Alright, so one of my most asked questions was people curious about what dating as a person of color was like since King’s is a majority white school and since I can’t exactly speak on this topic, I reached out to Sydney Watson and Koby Jackson to answer some questions, but I was shocked to read how different their answers were, so let’s get to it!
For starters, we would like to preface that some of these things happen to everyone, not just POC students, nor does it speak to every moment of the experience with King’s dating culture. Also, that the experiences are going to change with age, gender, and ethnicity. This is a problem that is exacerbated due to the size of the college. They’ve both had great experiences while dating at King’s and like many, some negative experiences as well (which could be enough to see patterns begin to develop).
If you don’t know them, here’s a bit of info:
Name: Sydney Watson
Previously dated at King’s: Dates all the way down
Name: Koby Jackson
Previously dated at King’s: Since being at King’s, I’ve gone on a few dates and been (and still am) in one relationship.
As I mentioned before, they had very different responses when it came to their experiences of dating at King’s, nonetheless, they were both super helpful in their answers,
They both have gone on dates with multiple people and (with the exception of Koby’s current girlfriend), all of the dates had not lasted more than going out a few times. Something that they were both having to do before progressing into a relationship was making sure that families and friends would be okay with their child dating a person of color. This shocked me, Koby compared it to a checkbox, which is so wild to me. It isn’t something that I’ve ever even had to think of, I’m lucky that my family is accepting of all skin types, but I have never thought of a family not accepting me because of my skin color. However, I can sympathize because I have a lot of tattoos, piercings, I dress weird, and have brightly colored hair (not exactly what small-town parents think of when they think about a young Christian woman- I have definitely encountered wearisome parents).
Both Sydney and Koby mentioned that the size of the school can make it difficult because there are rumors or gossip that can spread rather quickly. However, Sydney took it one step further and explained that this gossip culture has led to some guys feeling that they have to friendzone or cut off communication with her so that these guys are not having rumors about them being together.
Something that I asked was if they had people in their lives that would only try to set them up with people with their same skin tone. Koby stated that this was more common back home in Alabama and that “For me, it wasn’t as much that my friends were telling me I would only look cute with black girls, but more that I shouldn’t go through the hassle of dating white girls. The “hassle” almost always meant enduring racist parents. That advice was more well-informed than speculative. All of my black friends (yes, all of them) who had been in interracial relationships endured parents who voiced their “uncomfortbalility with the relationship.” I’ve only been in one other relationship with a girl from back home, and I, like my friends, had to endure her parents’ explicit disapproval because of my skin color. This was mentally exhausting for me and detrimental to our relationship.”

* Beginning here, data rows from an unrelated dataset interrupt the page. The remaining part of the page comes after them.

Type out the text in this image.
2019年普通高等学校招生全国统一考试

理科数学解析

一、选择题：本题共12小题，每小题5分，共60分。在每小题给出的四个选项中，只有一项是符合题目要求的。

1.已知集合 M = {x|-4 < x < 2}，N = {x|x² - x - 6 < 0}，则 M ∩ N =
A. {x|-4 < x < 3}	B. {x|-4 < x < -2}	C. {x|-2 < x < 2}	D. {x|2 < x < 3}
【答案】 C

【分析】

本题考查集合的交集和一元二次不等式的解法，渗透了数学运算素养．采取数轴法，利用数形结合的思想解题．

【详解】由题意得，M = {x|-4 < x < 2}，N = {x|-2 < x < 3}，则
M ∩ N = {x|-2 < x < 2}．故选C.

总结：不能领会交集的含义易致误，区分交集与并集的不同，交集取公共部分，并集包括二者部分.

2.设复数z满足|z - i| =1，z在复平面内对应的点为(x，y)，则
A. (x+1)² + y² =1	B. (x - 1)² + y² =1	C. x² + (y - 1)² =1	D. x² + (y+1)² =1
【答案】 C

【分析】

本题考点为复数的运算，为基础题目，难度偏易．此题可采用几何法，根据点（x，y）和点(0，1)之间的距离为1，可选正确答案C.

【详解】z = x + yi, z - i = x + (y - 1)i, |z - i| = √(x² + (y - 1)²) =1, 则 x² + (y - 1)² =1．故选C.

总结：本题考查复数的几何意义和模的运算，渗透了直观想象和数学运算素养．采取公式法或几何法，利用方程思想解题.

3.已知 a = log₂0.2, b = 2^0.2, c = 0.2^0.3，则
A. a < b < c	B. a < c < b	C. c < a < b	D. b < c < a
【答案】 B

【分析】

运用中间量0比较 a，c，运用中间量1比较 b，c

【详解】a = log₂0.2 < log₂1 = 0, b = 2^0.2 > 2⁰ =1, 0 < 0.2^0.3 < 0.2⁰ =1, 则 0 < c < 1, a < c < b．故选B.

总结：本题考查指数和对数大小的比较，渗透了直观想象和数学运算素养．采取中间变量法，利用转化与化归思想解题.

Sydney voiced a somewhat different opinion- “White acquaintances exclusively suggest that you would look cute with other black people (because they are other black people, not because you’re actually compatible individuals). I’ve always found this kind of funny. Terrible, yes. But so ridiculous that it’s laughable.” She also mentioned that many of the black guys at King’s aren’t always interested in dating black girls, (for their own personal reasons) so that is a whole other story!!
With these factors working against you, it may just seem easier not to date at King’s or in the south (yikes), but I would like to leave you with some encouragement from Koby, “My advice to a person of color who feels uncomfortable dating at King’s is to not let speculation prevent you from pursuing someone you are interested in. If they are equally interested, get to know them first before you decide if a relationship would be worth it. You know what is your deal-breaker and you shouldn’t compromise on it, but you should let the person know your deal-breaker if you would like to pursue a relationship.”
I am so glad that this topic was something people were genuinely interested in and asked to hear about it. King’s definitely faces adversity within the student body, when it comes to the different ethnicities, or lack thereof. I am angry for the people that face this issue to any capacity and I honestly hate that this is considered to be a “taboo” topic. Skin color should have NO effect on how you view someone or be a defining factor on whether or not you would want to pursue a romantic relationship with them. With all that being said, I hope that this conversation doesn’t go away and that people can date whoever they want or at least are willing to get to know someone further than skin deep.